Patti Smith deixou no palco a guitarra com as cordas estraçalhadas enquanto se dirigia para o backstage. A presença do instrumento estragado, destruído propositalmente pela norte-americana de 72 anos, última atração do Popload Festival 2019, é sintomática. Tal qual a apresentação de Patti e seu grupo, a delicadeza no tocar o instrumento logo se transforma em caos e destruição. Da poesia ao punk. Essa é a Patti Smith que tocou em São Paulo na noite deste sábado, 15.

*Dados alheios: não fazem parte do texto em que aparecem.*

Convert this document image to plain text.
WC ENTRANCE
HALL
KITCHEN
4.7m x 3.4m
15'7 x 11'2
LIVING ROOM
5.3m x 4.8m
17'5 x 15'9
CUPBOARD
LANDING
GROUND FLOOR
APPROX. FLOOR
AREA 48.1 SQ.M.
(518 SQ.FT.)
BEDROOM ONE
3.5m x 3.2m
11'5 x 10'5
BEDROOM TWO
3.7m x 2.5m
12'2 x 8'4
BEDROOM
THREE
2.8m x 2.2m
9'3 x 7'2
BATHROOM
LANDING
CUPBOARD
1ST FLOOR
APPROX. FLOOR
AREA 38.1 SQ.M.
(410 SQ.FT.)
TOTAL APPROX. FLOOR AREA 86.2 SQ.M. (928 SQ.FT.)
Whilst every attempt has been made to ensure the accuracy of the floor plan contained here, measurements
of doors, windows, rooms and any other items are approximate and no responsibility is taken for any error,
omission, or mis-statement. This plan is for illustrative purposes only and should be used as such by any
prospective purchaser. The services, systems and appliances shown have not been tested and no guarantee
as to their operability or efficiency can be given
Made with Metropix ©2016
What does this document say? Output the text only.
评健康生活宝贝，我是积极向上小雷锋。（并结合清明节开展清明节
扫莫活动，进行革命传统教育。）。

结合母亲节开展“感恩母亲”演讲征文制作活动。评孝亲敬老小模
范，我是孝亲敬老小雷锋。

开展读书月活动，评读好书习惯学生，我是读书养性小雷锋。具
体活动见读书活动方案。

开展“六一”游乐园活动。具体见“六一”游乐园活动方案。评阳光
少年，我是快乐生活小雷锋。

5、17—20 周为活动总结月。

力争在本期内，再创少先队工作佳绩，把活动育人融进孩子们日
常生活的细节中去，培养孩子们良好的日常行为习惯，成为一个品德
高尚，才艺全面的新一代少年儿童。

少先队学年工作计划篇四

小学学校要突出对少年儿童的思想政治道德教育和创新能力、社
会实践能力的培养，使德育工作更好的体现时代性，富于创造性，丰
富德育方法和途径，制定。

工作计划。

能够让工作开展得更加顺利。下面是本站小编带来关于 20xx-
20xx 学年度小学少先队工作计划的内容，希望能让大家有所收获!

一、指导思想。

Segundo a organização, foram vendidos os 15 mil ingressos disponíveis para lotar o Memorial da América Latina. E, como ocorre em todos os grandes eventos realizados no espaço (como Coala Festival e o Cultura Inglesa Festival), a estrutura do Memorial não oferece um número de banheiros suficiente para evitar a formação de filas gigantescas. Fora isso, mais uma vez, a localização do local, ao lado da estação de metrô Barra Funda, ainda é o maior trunfo do lugar.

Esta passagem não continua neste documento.